Donovan Smythe en serait quitte pour un carreau cassé à sa porte. Le geste n’avait déclenché aucune alarme, ce que Sanne redoutait ; mais l’appartement ne respirait pas l’argent et les systèmes de sécurité coûtaient affreusement cher.
Cela l’avait mise mal à l’aise de violer l’intimité d’un homme qu’elle n’appréciait pas, pire, qu’elle connaissait à peine. C’était comme entrouvrir son journal d’enfant. Elle se faisait l’effet d’une voyeuse. Si possible elle serait restée sur le palier, mais Duke avait insisté pour qu’elle l’accompagne. Il devait craindre un brusque changement d’avis de sa part, et de se retrouver seul.

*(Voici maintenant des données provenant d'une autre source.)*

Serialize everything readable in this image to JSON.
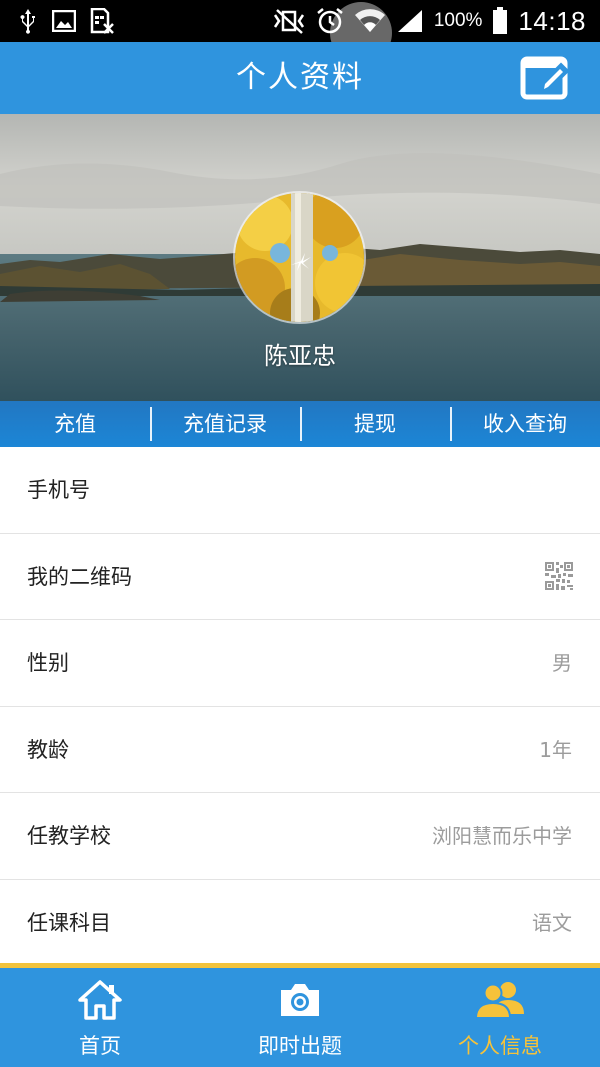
{
  "status_bar": {
    "time": "14:18",
    "battery_percent": "100%",
    "icons_left": [
      "usb-icon",
      "image-icon",
      "sim-off-icon"
    ],
    "icons_right": [
      "vibrate-off-icon",
      "alarm-icon",
      "wifi-icon",
      "signal-icon",
      "battery-icon"
    ]
  },
  "header": {
    "title": "个人资料",
    "edit_icon": "edit-icon"
  },
  "profile": {
    "name": "陈亚忠",
    "actions": [
      {
        "label": "充值"
      },
      {
        "label": "充值记录"
      },
      {
        "label": "提现"
      },
      {
        "label": "收入查询"
      }
    ]
  },
  "info": {
    "phone": {
      "label": "手机号",
      "value": ""
    },
    "qrcode": {
      "label": "我的二维码",
      "icon": "qr-code-icon"
    },
    "gender": {
      "label": "性别",
      "value": "男"
    },
    "teaching_years": {
      "label": "教龄",
      "value": "1年"
    },
    "school": {
      "label": "任教学校",
      "value": "浏阳慧而乐中学"
    },
    "subject": {
      "label": "任课科目",
      "value": "语文"
    }
  },
  "bottom_nav": {
    "items": [
      {
        "label": "首页",
        "icon": "home-icon"
      },
      {
        "label": "即时出题",
        "icon": "camera-icon"
      },
      {
        "label": "个人信息",
        "icon": "users-icon",
        "active": true
      }
    ]
  },
  "colors": {
    "primary": "#2f94de",
    "active_tab": "#f6c23a",
    "value_text": "#9c9c9c"
  }
}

— Désolé de t’embarquer là-dedans, mais… je préfère que tu sois avec moi.
Il n’avait pas tort, se disait-elle. À cet instant, elle aurait encore été capable de l’abandonner.
Elle préféra tout de même rester sur le seuil de la chambre où Duke était parti fouiller. Il se démenait avec un coffre trouvé sous le lit. La situation était si extravagante qu’elle aurait pu se croire dans un rêve.
— Voilà !
Le petit objet ressemblait à un boîtier, si petit qu’il aurait pu disparaître dans la paume.
— Qu’est-ce que c’est ?
— Une clé. La clé de tous tes souvenirs, en fait.
— Tu veux dire…
— Oui, la clé des bureaux de Memoria.
— Bureaux qui se trouvent… où ?
— Ah. C’est toute la question, pas vrai ?

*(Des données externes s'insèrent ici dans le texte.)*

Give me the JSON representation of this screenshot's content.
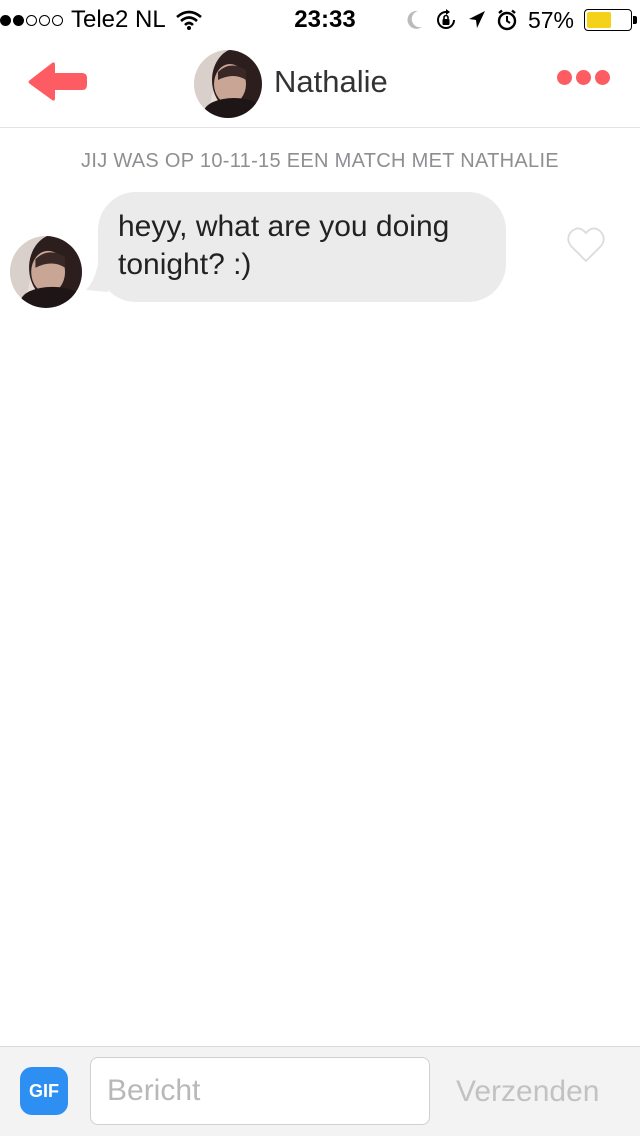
{
  "status_bar": {
    "signal_filled": 2,
    "signal_total": 5,
    "carrier": "Tele2 NL",
    "time": "23:33",
    "battery_percent_label": "57%",
    "battery_level": 0.57,
    "battery_color": "#f5d21a"
  },
  "header": {
    "contact_name": "Nathalie",
    "accent_color": "#fd5c63",
    "back_icon": "back-arrow-icon",
    "more_icon": "more-dots-icon"
  },
  "chat": {
    "match_notice": "JIJ WAS OP 10-11-15 EEN MATCH MET NATHALIE",
    "messages": [
      {
        "from": "Nathalie",
        "text": "heyy, what are you doing tonight? :)",
        "liked": false
      }
    ]
  },
  "composer": {
    "gif_label": "GIF",
    "input_placeholder": "Bericht",
    "input_value": "",
    "send_label": "Verzenden"
  }
}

C’était en effet la grande question. Sanne attendit qu’il lui révèle enfin l’emplacement de ces fichus bureaux, mais il ne paraissait pas décidé à lui expliquer. Il lui reprit la main et l’attira de nouveau dans la rue.
Cette fois, pas de métro. Ils prirent une enfilade de ruelles parallèles à Blue Hill Avenue, un long filet de bitume usé, autrefois très passant. Des anciennes stations essence, des diners, des échoppes s’alignaient de chaque côté, et certaines enseignes au néon brillaient encore. Vert, mauve et bleu se mélangeaient dans un cri muet d’abandon et de détresse. Les deux Chasseurs traversèrent le décor pour rejoindre Wellington Hill Street, que Sanne avait arpentée de nombreuses fois dans ses missions sans jamais rien lui trouver de particulier.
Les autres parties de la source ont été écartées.